I don’t have the breadth of knowledge of how perceptions of Gettysburg have changed over time to answer your question, but I can throw another book at you for consideration. Have you seen Stand Firm Ye Boys from Maine? It’s a microhistory of Chamberlain’s unit and its actions before, during, and after the big battle. It does a great job of de-emphasizing the significance of the 20th Maine’s actions in a way that makes the common soldier of the Civil War even more impressive. The battle might not have been lost, even if the 20th had broken, and the battle might well have been lost if any of a lot of other units had given in. There was a hell of a lot of heroism to go around on that hill, and all across that battlefield, and all through that war.

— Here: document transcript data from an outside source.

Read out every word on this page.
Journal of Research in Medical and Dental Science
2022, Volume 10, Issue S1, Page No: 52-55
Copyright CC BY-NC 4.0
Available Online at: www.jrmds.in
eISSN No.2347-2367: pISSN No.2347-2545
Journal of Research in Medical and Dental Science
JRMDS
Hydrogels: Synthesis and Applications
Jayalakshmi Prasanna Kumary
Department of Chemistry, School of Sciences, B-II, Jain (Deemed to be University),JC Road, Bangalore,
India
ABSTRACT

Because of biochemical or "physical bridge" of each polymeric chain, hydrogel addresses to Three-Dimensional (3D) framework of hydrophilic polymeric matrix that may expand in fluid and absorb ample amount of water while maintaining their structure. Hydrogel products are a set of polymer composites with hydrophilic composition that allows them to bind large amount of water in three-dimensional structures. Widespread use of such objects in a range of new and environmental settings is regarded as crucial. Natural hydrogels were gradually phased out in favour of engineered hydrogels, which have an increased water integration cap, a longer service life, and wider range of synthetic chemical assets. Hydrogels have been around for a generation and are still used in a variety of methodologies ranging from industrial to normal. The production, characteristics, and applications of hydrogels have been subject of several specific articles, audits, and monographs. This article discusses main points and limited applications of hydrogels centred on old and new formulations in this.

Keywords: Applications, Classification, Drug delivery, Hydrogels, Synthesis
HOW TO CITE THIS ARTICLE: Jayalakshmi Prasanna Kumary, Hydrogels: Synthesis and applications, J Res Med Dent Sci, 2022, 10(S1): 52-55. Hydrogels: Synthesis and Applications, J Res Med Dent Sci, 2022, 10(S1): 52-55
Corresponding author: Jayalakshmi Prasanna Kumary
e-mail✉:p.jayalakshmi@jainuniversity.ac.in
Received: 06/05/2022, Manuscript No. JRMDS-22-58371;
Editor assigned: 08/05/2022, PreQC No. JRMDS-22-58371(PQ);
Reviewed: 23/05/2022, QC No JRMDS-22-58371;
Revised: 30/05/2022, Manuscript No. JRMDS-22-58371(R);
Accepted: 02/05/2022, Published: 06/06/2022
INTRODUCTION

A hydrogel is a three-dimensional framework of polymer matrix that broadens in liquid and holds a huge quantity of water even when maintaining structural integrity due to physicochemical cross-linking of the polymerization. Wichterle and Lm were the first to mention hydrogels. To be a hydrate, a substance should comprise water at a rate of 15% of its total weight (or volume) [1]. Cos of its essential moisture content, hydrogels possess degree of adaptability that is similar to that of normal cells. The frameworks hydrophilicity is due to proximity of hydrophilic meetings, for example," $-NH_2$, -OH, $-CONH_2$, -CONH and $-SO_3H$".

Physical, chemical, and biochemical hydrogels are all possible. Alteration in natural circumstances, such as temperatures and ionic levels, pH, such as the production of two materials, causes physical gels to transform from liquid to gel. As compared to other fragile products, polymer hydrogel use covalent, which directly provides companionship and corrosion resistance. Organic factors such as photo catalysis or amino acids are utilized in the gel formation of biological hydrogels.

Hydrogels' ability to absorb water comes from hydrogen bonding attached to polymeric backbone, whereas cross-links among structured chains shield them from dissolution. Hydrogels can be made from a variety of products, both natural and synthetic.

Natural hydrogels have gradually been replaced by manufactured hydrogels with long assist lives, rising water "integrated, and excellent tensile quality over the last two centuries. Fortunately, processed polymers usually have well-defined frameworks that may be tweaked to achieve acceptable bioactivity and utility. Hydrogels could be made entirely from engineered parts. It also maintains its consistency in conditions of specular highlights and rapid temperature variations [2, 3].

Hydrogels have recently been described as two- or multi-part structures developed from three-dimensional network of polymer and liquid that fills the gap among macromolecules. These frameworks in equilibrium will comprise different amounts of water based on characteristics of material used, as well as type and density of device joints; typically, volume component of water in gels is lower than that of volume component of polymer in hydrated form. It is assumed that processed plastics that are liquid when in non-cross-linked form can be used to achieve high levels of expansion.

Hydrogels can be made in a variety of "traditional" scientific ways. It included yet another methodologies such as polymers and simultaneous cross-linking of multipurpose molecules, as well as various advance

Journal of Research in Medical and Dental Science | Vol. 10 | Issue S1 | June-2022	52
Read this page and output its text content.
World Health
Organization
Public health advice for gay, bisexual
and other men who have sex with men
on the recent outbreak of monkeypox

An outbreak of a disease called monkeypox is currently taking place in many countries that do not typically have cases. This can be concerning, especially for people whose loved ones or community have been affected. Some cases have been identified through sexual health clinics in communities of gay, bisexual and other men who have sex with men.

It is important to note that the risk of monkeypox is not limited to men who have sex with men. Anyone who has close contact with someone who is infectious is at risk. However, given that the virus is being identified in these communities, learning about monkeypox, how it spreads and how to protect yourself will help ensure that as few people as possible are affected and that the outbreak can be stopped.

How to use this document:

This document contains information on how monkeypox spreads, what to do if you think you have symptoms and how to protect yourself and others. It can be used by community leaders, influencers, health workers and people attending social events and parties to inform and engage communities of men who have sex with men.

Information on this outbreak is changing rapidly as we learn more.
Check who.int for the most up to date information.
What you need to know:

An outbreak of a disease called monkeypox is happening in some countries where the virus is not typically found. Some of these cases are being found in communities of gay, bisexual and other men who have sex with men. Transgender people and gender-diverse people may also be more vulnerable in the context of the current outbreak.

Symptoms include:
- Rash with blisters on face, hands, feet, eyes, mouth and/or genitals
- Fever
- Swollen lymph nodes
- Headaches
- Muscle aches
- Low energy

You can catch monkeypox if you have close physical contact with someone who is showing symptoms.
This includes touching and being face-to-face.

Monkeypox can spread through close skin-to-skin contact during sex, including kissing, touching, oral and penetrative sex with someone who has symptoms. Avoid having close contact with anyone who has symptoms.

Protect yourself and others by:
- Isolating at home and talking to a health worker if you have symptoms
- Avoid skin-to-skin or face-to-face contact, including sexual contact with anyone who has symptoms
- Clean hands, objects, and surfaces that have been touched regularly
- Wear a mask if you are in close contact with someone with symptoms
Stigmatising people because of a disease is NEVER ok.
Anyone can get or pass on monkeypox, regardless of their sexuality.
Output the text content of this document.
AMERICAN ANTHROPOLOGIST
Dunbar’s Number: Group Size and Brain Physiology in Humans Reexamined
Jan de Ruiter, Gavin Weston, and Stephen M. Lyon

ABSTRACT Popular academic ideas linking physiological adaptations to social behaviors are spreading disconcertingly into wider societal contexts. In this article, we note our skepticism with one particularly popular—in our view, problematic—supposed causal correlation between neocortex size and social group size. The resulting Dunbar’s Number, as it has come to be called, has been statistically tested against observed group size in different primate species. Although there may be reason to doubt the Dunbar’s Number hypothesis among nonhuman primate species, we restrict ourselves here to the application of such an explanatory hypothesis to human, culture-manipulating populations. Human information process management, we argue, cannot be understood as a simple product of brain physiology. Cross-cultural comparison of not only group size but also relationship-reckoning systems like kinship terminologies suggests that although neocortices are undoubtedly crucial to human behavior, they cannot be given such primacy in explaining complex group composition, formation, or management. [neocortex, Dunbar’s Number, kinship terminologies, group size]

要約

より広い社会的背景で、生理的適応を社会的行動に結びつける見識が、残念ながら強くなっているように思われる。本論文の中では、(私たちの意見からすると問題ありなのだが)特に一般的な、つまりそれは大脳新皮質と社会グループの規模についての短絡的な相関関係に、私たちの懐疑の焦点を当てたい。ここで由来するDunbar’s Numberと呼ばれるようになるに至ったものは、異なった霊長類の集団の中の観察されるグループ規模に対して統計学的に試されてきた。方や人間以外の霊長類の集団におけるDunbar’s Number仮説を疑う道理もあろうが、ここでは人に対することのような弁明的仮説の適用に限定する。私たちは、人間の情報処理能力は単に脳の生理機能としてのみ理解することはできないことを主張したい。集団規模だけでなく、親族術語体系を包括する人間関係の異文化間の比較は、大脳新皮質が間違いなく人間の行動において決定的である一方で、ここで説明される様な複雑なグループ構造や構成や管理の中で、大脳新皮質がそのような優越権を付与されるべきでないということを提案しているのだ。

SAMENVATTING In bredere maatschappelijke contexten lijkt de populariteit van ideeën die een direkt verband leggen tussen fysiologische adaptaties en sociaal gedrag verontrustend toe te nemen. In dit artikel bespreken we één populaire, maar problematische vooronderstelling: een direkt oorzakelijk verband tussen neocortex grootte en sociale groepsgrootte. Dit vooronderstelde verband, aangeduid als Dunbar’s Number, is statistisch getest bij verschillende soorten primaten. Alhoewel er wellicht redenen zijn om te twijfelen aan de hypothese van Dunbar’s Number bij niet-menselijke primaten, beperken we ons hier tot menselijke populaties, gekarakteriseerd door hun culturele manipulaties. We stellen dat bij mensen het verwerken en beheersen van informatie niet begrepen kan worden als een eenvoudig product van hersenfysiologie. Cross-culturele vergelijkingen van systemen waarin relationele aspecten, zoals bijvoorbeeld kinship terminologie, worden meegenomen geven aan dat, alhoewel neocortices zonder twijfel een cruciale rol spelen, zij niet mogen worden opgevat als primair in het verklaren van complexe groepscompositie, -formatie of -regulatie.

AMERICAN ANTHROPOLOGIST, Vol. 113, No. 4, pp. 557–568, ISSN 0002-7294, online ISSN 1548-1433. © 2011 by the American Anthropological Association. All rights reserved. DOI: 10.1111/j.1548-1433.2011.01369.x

When I was a teenager we would stop every Sunday on the way home from Mass to buy the New York Times. I always grabbed the sports section and the book review section before my dad. I remember reading a review of a new book called The Killer Angels and mentioning it to my dad. I believe thsi would have ben about 1974 (yup, intertube search just confirmed that)We discussed it and then did what we usually did when we saw books we wanted to read….we went to our local branch of the DC public library and put in a request for the book. About 3 weeks alter we got a postcard telling us the book was in. I was not much for ACW reading…mostly I focused on World War 2. But I devoured that book. It didn’t totally turn me away from World War 2 to the ACW (a stint in the 19th Infantry did that!) but it is the first book not written by Bruce Catton that I read about the ACW…and I bought my own copy as a 16 year and read it every year or so for quite some time.
About that time I also rememebr placing a request card for A Bridge Too Far…damn, I miss those kind of library services!
A Bridge Too Far got me hooked, too, although it was after I saw the film version.